Long pasta with chick peas and balsamic reduction

Time required: 25 minutes
Yield : 4 servings Prep Time: 10 minutes
Level : Easy Cook Time: 15 minutes


  • 75 mL (1/3 cup) balsamic vinegar
  • 30 mL (2 tbsp.) honey
  • 250 g (8 oz.) long pasta
  • 10 mL (2 tsp.) olive oil
  • 1 tin (540 mL) Compliments Chick Peas, rinsed and drained
  • 15 cherry tomatoes, halved
  • 75 mL (⅓ cup) pitted Kalamata olives
  • 2 cloves garlic, finely chopped
  • 500 mL (2 cups) baby spinach leaves
  • Parmesan cheese shavings to garnish (optional)

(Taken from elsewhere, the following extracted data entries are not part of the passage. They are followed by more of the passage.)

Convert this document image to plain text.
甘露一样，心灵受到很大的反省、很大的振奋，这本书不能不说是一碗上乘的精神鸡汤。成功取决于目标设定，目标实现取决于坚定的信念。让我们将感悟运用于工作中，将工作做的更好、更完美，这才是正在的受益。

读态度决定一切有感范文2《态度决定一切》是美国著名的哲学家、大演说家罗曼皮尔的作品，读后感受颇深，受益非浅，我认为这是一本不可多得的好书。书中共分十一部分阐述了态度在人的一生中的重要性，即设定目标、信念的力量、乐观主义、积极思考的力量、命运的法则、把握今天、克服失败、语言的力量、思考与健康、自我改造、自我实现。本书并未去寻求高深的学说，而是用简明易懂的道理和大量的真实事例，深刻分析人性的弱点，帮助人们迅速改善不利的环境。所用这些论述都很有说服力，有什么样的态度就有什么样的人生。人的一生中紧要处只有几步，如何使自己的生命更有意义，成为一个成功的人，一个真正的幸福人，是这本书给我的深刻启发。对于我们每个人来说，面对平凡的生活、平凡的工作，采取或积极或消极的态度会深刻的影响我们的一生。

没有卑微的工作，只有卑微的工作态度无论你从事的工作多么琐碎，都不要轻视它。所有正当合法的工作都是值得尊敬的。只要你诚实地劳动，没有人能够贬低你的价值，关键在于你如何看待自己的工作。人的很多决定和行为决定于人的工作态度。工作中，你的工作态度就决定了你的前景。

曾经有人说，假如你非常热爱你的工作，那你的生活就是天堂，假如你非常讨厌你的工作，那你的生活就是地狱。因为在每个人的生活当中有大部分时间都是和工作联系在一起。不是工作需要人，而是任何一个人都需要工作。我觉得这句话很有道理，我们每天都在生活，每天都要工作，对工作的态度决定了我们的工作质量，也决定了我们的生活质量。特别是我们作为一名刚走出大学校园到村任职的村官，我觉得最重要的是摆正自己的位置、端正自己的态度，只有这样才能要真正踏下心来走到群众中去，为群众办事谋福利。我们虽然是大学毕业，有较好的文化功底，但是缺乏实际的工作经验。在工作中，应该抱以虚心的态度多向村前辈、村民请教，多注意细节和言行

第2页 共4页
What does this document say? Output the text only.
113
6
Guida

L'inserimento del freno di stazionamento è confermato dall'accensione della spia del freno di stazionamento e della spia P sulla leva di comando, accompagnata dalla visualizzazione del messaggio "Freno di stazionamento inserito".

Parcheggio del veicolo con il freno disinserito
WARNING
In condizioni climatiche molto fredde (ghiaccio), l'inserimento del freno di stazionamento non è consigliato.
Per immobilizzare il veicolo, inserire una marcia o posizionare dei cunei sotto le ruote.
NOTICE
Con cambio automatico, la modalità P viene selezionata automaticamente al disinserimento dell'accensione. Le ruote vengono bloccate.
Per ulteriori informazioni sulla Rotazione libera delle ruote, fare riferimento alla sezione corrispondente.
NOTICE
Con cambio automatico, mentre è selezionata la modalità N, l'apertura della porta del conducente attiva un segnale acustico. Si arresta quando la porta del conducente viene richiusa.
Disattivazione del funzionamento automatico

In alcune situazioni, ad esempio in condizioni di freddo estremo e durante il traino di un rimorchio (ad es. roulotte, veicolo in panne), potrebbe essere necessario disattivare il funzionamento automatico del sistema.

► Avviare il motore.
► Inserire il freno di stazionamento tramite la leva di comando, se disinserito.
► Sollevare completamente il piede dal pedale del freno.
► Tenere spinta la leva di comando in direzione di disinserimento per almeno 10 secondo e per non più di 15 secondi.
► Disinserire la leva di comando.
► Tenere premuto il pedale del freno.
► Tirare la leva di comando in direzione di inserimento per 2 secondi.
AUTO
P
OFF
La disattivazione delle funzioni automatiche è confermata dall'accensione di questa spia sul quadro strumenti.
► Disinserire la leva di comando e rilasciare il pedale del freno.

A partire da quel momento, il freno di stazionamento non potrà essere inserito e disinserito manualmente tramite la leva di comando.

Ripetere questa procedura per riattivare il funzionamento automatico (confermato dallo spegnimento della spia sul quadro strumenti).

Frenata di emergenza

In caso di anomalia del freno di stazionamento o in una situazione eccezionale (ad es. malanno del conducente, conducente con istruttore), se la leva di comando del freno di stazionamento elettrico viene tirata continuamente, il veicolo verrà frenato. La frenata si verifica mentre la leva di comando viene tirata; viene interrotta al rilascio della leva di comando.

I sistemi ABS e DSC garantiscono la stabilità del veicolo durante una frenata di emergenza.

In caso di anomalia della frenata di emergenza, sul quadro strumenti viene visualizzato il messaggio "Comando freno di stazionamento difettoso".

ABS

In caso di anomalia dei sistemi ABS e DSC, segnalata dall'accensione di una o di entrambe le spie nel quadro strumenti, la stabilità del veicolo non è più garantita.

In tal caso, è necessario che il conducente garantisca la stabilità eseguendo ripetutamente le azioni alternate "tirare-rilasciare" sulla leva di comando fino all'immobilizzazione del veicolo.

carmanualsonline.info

Place balsamic vinegar and honey in a small saucepan. Cook over medium heat until the mixture is reduced by two thirds and syrupy. Reserve.

During this time, cook pasta according to package instructions; drain and reserve.

In a large skillet, heat oil over medium-high heat. Add chick peas, tomatoes, olives and garlic, and sauté for 5 minutes. Add spinach and gently combine. Remove from heat.

Place chick pea mixture on hot pasta and toss well. Spoon balsamic vinegar reduction on top and garnish with Parmesan shavings. Enjoy!